I still think there is a solid movie plot there which could be rehashed and modernised.

Fair Shake
Fair Shake
September 1, 2023 1:31 pm

…whilst thinking about Kellys Heroes, …who could forget Oddballs (The Don)

“There you go, more negative waves. Have a little faith, baby. Have a little faith.”

‘Like man where am I going to get sixty feet of bridge?’ Enter Sgt Bell – Len Lesser (Uncle Leo from Seinfeld).

Fair Shake
Fair Shake
September 1, 2023 1:32 pm

Typo..should be Mike Curb congregation…

September 1, 2023 2:50 pm

Kelly’s Heroes had some inspiration from late war real events involving “Nazi” gold, trucks and trains in the night, deep lakes and US “treasure hunters”, both “official” and not quite. Even Episode two of the “Mission: Impossible ” episodes shot in South East Queensland in the late 1980s featured an episode about “Nazi gold”.
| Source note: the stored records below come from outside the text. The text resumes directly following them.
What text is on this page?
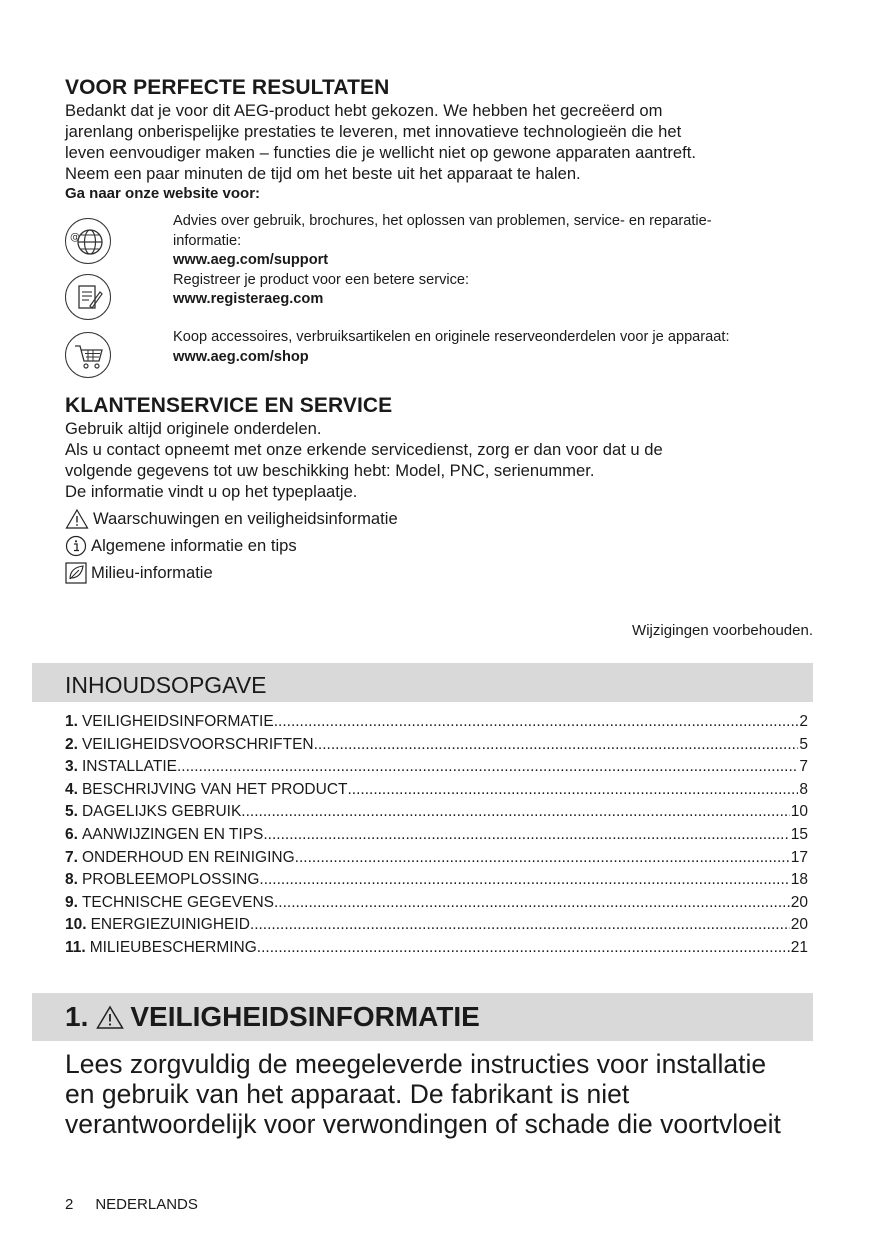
VOOR PERFECTE RESULTATEN
Bedankt dat je voor dit AEG-product hebt gekozen. We hebben het gecreëerd om
jarenlang onberispelijke prestaties te leveren, met innovatieve technologieën die het
leven eenvoudiger maken – functies die je wellicht niet op gewone apparaten aantreft.
Neem een paar minuten de tijd om het beste uit het apparaat te halen.
Ga naar onze website voor:
@
Advies over gebruik, brochures, het oplossen van problemen, service- en reparatie-
informatie:
www.aeg.com/support
Registreer je product voor een betere service:
www.registeraeg.com
Koop accessoires, verbruiksartikelen en originele reserveonderdelen voor je apparaat:
www.aeg.com/shop
KLANTENSERVICE EN SERVICE
Gebruik altijd originele onderdelen.
Als u contact opneemt met onze erkende servicedienst, zorg er dan voor dat u de
volgende gegevens tot uw beschikking hebt: Model, PNC, serienummer.
De informatie vindt u op het typeplaatje.
Waarschuwingen en veiligheidsinformatie
Algemene informatie en tips
Milieu-informatie
Wijzigingen voorbehouden.
1. VEILIGHEIDSINFORMATIE .....	2
2. VEILIGHEIDSVOORSCHRIFTEN .....	5
3. INSTALLATIE .....	7
4. BESCHRIJVING VAN HET PRODUCT .....	8
5. DAGELIJKS GEBRUIK .....	10
6. AANWIJZINGEN EN TIPS .....	15
7. ONDERHOUD EN REINIGING .....	17
8. PROBLEEMOPLOSSING .....	18
9. TECHNISCHE GEGEVENS .....	20
10. ENERGIEZUINIGHEID .....	20
11. MILIEUBESCHERMING .....	21
Lees zorgvuldig de meegeleverde instructies voor installatie
en gebruik van het apparaat. De fabrikant is niet
verantwoordelijk voor verwondingen of schade die voortvloeit
2 NEDERLANDS
INHOUDSOPGAVE
1. VEILIGHEIDSINFORMATIE
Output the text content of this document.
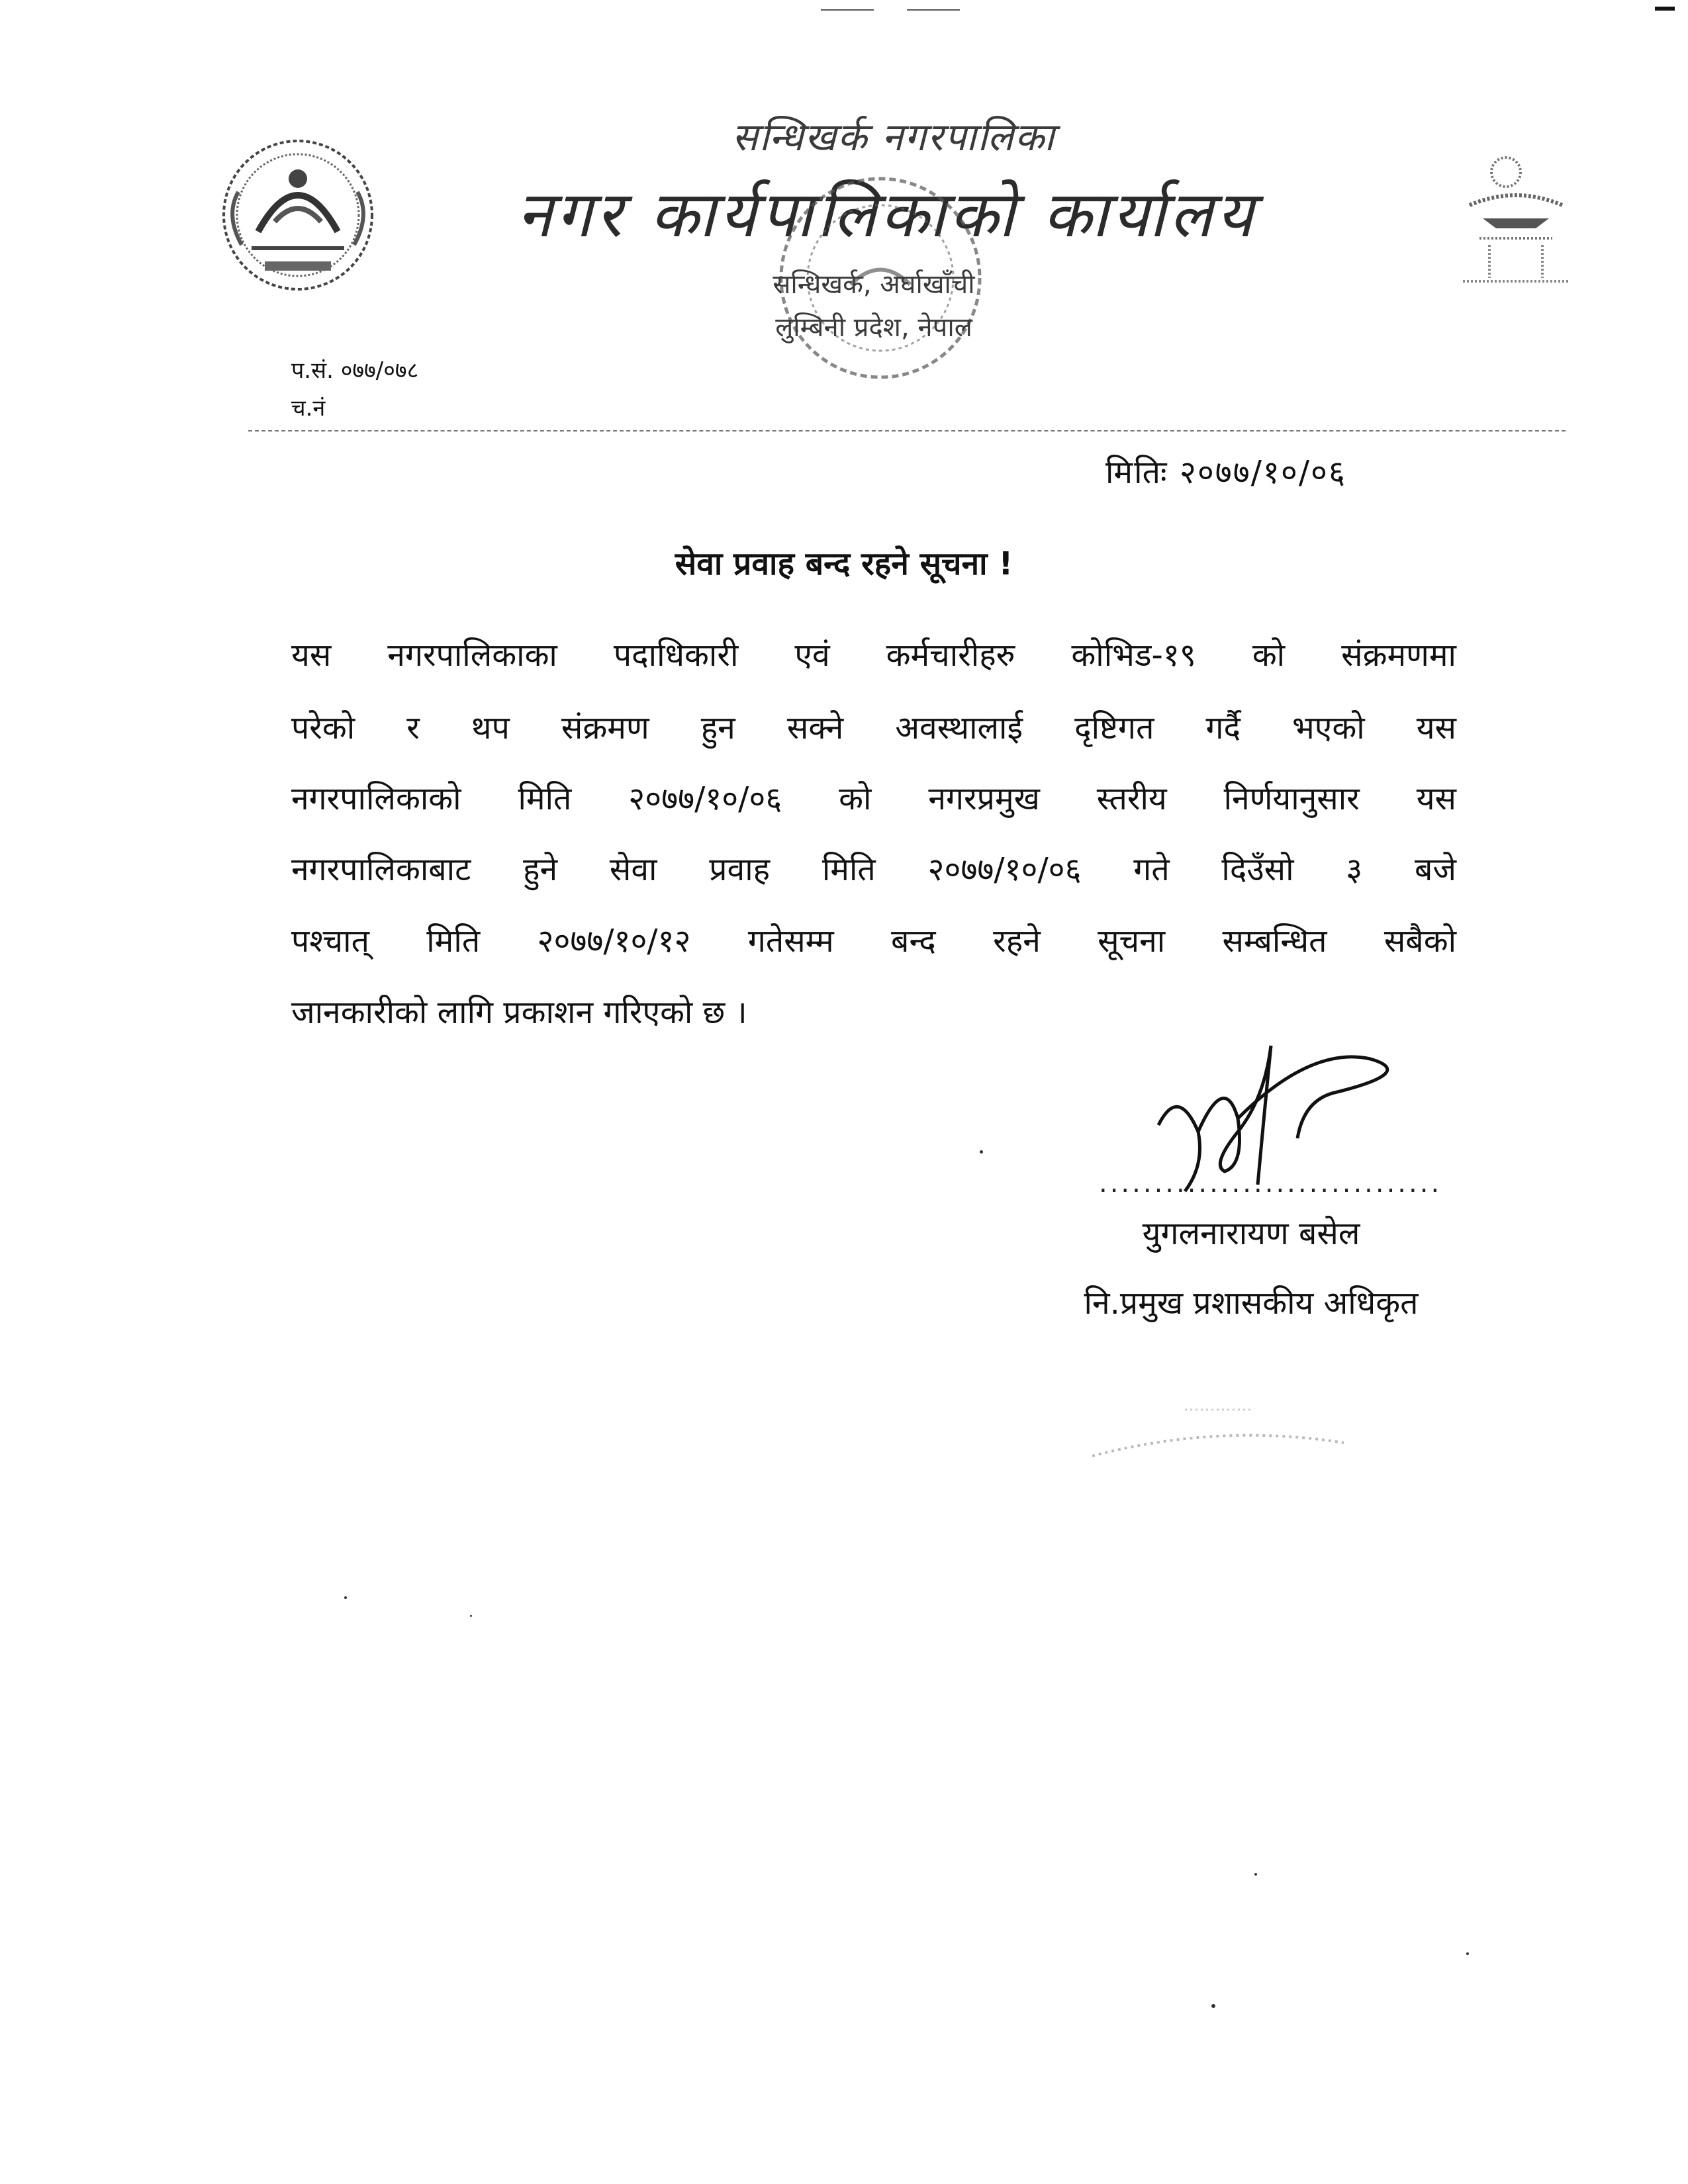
सन्धिखर्क नगरपालिका
नगर कार्यपालिकाको कार्यालय
सन्धिखर्क, अर्घाखाँची
लुम्बिनी प्रदेश, नेपाल
प.सं. ०७७/०७८
च.नं
मितिः २०७७/१०/०६
सेवा प्रवाह बन्द रहने सूचना !
यस नगरपालिकाका पदाधिकारी एवं कर्मचारीहरु कोभिड-१९ को संक्रमणमा
परेको र थप संक्रमण हुन सक्ने अवस्थालाई दृष्टिगत गर्दै भएको यस
नगरपालिकाको मिति २०७७/१०/०६ को नगरप्रमुख स्तरीय निर्णयानुसार यस
नगरपालिकाबाट हुने सेवा प्रवाह मिति २०७७/१०/०६ गते दिउँसो ३ बजे
पश्चात् मिति २०७७/१०/१२ गतेसम्म बन्द रहने सूचना सम्बन्धित सबैको
जानकारीको लागि प्रकाशन गरिएको छ ।
...............................
युगलनारायण बसेल
नि.प्रमुख प्रशासकीय अधिकृत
Recently there was “The Monuments Men”, and in a related vein of wayward loot before that, another great movie, “Charade”.

Anchor What
Anchor What
September 2, 2023 7:12 am

At the opposite end of the scale, and set in UK during WW2, The Eye of The Needle is endowed with no less than Donald Sutherland making it with the gorgeous Kate Nelligan.

September 2, 2023 7:38 am

I may have to give it another look.

It is one of the greatest caper films.
Supposedly, a lot of fortunes were made by the various “private armies”
wandering Western Europe, with ill defined duties and access
to abundant amounts of TNT.

September 2, 2023 10:26 am

Patton’s headlong charge across Germany was not just a cowboy whim.

His course was plotted to cover a huge complex of scientific, engineering and manufacturing facilities before the Soviets got there.

The “prizes” included at least one, possibly two advanced Atomic operations, underground aircraft factories, suspected “transit points” for pillaged art treasures, etc. He appears to have had a long shopping list. And he and his “special teams” were not just after equipment / facilities; they sought documents and PEOPLE with very special skills.

Because the soviets had utterly penetrated the British spook services in the late 1920s, they had to be aware of everything the US was sharing with the Poms. That FDR was a drooling fan of Stalin is also a factor.

Roger W
Roger W
September 2, 2023 5:00 pm

Lower budgets, better writing and no Wokeness?
What parallel universe are you living in?
Lower budgets and better writing, OK. But no Wokeness???
They would eat their firstborn before that.